The primary objective was to demonstrate non-inferiority of the seroprotection rate achieved with MenACYW-TT after 30 days (day 31 [D31]) post-vaccination (percentage of participants achieving seroprotection, defined as hSBA titers ≥ 1:8 for meningococcal serogroups A, C, W, and Y) to that achieved with MCV4-TT.
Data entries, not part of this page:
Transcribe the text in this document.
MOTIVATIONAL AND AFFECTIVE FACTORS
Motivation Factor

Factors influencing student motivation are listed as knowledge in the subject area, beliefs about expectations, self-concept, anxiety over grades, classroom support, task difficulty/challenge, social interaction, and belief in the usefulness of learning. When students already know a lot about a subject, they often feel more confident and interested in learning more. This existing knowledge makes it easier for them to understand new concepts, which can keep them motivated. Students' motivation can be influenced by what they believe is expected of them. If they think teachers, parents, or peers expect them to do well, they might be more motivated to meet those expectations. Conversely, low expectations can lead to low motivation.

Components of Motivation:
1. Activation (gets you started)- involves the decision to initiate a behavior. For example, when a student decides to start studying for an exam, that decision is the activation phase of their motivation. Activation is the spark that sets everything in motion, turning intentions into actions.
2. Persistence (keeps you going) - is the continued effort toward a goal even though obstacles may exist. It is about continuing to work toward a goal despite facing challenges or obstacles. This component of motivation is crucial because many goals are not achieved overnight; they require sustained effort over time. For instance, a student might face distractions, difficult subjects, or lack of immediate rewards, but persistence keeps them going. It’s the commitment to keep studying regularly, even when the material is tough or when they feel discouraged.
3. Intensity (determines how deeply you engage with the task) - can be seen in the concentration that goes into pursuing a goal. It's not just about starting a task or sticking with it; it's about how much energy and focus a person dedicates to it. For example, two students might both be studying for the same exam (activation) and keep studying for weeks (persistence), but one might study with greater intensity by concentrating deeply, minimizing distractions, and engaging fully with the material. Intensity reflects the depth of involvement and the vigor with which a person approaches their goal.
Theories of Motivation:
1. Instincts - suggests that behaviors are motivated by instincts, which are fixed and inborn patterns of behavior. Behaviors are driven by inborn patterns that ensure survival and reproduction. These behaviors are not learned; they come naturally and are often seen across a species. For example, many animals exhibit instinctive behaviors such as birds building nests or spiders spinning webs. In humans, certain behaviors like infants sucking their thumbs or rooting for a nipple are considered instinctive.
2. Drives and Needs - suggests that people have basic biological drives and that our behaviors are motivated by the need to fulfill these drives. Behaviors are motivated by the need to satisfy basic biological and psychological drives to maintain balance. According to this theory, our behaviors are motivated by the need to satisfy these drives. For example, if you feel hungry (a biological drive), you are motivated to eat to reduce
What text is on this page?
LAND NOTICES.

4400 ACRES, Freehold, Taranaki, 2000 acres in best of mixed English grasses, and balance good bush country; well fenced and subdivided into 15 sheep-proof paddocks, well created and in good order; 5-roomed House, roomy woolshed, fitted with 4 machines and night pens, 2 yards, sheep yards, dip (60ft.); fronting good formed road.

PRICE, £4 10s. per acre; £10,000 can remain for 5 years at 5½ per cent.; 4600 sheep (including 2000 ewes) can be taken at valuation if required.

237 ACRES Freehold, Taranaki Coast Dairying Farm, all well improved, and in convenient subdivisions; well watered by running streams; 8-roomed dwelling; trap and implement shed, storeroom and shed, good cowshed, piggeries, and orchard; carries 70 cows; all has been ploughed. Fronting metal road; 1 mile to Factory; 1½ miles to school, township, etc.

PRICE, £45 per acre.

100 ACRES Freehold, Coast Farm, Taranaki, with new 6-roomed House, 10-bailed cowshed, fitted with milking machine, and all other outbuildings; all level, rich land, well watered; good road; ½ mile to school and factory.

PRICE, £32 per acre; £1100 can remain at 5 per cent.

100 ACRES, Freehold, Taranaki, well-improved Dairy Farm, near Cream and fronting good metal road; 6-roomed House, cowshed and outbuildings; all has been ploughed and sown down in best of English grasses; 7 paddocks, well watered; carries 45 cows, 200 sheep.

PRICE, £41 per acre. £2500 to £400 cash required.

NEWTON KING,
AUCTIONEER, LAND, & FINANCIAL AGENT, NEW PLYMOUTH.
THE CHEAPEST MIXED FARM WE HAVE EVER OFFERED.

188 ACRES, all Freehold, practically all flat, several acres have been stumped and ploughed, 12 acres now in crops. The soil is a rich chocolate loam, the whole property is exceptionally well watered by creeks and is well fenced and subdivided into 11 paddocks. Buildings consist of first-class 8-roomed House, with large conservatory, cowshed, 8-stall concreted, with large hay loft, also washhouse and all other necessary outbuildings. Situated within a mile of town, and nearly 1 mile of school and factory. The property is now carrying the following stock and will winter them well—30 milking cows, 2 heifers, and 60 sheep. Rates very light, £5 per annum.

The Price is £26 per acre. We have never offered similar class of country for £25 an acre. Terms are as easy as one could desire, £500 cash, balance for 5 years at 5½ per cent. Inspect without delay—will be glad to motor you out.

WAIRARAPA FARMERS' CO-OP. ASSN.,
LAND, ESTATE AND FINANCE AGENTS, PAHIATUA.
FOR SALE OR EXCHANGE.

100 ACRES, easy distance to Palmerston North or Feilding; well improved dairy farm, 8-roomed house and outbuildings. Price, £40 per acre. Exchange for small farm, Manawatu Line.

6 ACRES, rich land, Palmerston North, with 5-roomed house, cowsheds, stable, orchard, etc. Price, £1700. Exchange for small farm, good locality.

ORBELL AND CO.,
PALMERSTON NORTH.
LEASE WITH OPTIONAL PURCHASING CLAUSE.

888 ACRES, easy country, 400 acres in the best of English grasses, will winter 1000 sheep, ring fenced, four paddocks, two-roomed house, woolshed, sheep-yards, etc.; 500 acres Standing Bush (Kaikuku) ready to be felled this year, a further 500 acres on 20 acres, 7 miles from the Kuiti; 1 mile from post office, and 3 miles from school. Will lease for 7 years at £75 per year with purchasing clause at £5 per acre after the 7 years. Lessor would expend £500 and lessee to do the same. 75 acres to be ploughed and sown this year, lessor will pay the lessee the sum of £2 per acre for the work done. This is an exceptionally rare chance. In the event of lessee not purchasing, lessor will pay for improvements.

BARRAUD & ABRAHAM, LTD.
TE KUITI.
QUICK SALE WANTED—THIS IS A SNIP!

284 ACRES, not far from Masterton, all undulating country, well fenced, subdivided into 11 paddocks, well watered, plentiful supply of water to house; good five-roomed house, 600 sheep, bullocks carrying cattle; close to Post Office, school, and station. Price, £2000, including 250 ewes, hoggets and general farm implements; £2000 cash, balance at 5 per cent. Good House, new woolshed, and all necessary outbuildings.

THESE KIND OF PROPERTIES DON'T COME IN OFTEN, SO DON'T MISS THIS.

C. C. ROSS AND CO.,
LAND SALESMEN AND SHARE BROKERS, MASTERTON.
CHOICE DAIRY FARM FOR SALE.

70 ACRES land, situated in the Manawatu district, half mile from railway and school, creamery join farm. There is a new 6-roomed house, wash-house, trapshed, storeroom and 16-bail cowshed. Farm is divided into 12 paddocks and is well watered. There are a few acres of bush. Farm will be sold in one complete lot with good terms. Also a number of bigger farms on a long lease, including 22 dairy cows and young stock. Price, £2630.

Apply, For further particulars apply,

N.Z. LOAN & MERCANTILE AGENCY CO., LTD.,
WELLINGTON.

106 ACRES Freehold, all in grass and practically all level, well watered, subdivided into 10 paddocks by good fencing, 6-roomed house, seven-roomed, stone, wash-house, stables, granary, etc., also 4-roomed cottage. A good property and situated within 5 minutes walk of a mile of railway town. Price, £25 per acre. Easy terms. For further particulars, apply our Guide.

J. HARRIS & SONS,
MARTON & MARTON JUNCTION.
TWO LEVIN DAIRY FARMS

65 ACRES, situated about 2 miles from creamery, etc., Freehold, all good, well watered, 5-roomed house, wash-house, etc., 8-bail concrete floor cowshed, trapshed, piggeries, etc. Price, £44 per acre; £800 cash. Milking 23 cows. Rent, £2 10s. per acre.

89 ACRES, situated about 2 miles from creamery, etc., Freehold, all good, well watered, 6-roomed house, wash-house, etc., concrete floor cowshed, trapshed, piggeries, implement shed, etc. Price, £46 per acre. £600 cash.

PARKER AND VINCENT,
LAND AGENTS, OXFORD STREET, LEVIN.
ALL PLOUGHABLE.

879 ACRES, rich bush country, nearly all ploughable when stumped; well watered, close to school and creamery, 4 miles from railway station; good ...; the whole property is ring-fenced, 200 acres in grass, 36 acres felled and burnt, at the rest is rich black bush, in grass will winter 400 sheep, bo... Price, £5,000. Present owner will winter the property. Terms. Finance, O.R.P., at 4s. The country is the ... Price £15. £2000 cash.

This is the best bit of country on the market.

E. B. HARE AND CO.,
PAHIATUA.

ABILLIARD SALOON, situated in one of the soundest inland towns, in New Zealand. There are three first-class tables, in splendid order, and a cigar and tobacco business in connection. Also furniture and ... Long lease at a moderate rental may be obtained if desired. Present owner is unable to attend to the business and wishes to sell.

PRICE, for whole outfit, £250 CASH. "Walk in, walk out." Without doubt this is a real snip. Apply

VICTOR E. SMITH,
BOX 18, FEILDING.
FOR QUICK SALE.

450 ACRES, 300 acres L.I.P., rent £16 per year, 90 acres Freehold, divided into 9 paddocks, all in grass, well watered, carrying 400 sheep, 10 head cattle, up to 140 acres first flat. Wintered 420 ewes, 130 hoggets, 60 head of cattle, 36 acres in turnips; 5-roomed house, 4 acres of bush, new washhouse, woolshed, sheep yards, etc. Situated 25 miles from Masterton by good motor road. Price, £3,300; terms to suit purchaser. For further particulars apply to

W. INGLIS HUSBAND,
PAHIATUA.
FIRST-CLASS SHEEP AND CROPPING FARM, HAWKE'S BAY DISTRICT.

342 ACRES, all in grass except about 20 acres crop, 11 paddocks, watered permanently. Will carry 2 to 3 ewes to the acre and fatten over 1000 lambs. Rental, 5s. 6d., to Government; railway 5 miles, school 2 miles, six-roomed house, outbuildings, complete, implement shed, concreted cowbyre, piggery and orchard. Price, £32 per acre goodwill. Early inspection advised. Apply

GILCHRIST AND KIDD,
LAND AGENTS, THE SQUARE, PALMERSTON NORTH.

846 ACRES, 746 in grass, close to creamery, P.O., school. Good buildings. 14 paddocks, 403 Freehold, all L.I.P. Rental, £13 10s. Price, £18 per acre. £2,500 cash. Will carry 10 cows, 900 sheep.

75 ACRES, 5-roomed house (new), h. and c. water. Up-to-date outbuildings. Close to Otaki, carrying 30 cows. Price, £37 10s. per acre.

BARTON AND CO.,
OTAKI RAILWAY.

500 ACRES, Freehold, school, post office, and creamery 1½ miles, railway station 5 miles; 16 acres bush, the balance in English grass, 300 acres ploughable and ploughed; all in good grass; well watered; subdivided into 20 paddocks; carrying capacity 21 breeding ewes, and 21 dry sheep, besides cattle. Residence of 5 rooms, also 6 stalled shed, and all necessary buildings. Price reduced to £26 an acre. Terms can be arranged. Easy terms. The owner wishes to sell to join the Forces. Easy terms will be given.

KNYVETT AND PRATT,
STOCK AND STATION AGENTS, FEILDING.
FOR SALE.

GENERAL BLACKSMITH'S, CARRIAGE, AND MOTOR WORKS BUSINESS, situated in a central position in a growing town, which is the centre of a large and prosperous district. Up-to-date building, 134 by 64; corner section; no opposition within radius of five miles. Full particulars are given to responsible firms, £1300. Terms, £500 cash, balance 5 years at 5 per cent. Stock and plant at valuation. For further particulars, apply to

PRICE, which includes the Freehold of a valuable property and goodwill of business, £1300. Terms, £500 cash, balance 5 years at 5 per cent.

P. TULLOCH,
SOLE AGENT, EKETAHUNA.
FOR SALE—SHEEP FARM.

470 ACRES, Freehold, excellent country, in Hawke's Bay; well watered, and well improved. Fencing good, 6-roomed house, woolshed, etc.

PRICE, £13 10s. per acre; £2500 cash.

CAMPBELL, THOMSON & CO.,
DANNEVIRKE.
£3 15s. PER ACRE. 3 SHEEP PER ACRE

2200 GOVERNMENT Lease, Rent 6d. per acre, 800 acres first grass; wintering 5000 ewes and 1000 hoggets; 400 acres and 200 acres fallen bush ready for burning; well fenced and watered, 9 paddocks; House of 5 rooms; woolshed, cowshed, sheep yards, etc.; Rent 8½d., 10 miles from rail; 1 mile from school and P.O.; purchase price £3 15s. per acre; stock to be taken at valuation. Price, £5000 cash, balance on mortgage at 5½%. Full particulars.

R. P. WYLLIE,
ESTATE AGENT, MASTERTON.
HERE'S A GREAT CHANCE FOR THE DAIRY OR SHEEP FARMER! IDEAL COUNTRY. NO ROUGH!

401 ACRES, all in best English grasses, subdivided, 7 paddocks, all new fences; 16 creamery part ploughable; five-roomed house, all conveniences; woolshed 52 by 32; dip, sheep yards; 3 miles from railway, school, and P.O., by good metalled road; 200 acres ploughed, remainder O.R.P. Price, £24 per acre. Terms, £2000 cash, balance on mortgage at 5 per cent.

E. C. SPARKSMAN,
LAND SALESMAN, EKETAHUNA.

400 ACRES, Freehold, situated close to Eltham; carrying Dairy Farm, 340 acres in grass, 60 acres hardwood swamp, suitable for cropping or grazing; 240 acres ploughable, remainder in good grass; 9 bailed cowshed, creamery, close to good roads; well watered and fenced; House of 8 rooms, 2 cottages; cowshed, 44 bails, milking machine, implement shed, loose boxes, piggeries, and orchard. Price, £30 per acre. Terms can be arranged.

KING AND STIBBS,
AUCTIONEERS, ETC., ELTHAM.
Key secondary objectives included describing the immune response of meningococcal serogroups A, C, W, and Y measured by hSBA before and at D31 post-vaccination with MenACYW-TT or MCV4-TT, and additionally, describing the antibody response to serogroup C measured by hSBA and by serum bactericidal assay using rSBA before and at D31 post-vaccination with MenACYW-TT, and according to MenC priming status (MenC-naïve or MenC-primed during infancy). Other key secondary objectives were to describe the immune response of 9vHPV and Tdap-IPV vaccine antigens before and at D31 post-vaccination when administered alone or concomitantly with MenACYW-TT, and to describe the safety profile in each group after each and any vaccination. Observational objectives included describing the kinetics of antibody titers against the four meningococcal serogroups in the first 60 participants in group 3, measured by hSBA before and at D07 and D31 post-vaccination, and describing the antibody response against the four meningococcal serogroups as measured by rSBA, before and at D31 post-meningococcal vaccination, in the first 50 participants in each group.

Statistical Analyses

A total of 464 participants were planned to be enrolled including 174 subjects in groups 1 and 2 and 116 in group 3. For the primary objective, 378 participants were planned to be enrolled in group 1 and group 2 (174 participants per group), to ensure the study had > 90% power (Farrington and Manning formula [29])) to declare the non-inferiority of MenACYW-TT (group 1) versus MCV4-TT (group 2) based on A, C, W, and Y hSBA seroprotection rates, assuming a 10% drop-out rate from the per-protocol analysis set (PPAS), a one-sided alpha level of 2.5% and a non-inferiority margin of 10%. The sample size was arbitrarily set to 116 participants in group 3, as these data were not intended to be used for hypothesis testing. For the secondary and observational objectives, no formal sample size calculations were performed.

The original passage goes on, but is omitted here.